Despite all indicators pointing toward another record year for natural gas, disruptions resulting from trade conflicts between the U.S. and its partners could derail forecasts, although at this writing in late March, it remained unclear whether angry exchanges of tariff threats would turn into a real trade war.  

Rau downplayed the short-term impact on the U.S. natural gas market from trade friction with America’s largest trade partners. Canada supplies only 7% of U.S. gas needs, and Mexico gets 70% of its gas from the U.S., making it unlikely gas would be a pawn in a trade spat with America’s neighbor to the south.  

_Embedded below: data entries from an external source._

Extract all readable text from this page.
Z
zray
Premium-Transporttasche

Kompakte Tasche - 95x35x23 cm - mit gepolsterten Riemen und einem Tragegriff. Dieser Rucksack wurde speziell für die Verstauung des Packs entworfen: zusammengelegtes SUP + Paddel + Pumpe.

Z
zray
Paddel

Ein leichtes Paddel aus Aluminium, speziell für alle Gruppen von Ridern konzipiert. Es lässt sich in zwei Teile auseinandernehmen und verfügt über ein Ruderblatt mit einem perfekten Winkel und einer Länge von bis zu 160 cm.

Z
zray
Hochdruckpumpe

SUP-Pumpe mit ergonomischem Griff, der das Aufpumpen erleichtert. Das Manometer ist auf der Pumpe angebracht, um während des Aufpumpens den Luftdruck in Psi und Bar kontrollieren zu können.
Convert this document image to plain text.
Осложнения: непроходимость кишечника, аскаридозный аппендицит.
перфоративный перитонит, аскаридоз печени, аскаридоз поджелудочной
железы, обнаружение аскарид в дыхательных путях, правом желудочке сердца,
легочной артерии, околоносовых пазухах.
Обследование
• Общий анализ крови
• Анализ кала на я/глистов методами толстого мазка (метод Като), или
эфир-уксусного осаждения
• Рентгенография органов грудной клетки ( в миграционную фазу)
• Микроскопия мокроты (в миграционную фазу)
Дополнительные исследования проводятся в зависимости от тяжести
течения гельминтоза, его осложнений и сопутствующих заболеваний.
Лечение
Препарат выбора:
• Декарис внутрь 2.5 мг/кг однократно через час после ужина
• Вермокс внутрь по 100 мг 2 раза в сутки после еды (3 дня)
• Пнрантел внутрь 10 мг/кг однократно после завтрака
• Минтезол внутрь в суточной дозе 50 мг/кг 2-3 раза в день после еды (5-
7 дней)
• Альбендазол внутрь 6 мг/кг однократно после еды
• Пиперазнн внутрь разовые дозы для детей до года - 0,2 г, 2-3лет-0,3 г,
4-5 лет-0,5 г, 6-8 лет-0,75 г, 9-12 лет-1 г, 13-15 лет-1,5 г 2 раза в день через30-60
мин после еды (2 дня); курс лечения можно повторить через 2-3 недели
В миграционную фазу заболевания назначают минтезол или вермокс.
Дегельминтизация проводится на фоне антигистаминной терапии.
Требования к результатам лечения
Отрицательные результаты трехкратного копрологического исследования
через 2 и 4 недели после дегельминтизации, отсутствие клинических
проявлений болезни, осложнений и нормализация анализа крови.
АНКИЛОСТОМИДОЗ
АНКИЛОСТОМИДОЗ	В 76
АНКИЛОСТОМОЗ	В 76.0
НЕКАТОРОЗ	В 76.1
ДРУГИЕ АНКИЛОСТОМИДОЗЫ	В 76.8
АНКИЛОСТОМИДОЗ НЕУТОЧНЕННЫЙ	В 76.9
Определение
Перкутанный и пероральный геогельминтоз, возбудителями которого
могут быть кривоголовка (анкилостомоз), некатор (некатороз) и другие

His greater concern is a protracted trade war that triggers a global recession and shrinks demand for natural gas at home and abroad. As of mid-April, economists were putting the odds of a U.S. recession this year at 47% – about double February estimates – largely due to the erosion of business and consumer confidence resulting from President Trump’s erratic trade policies. 

America’s natural gas industry – like its Canadian counterpart, no doubt – can only hope more moderate voices prevail and the world can avoid a global economy weighted down by tariffs and counter-tariffs. There will be no winners in that scenario.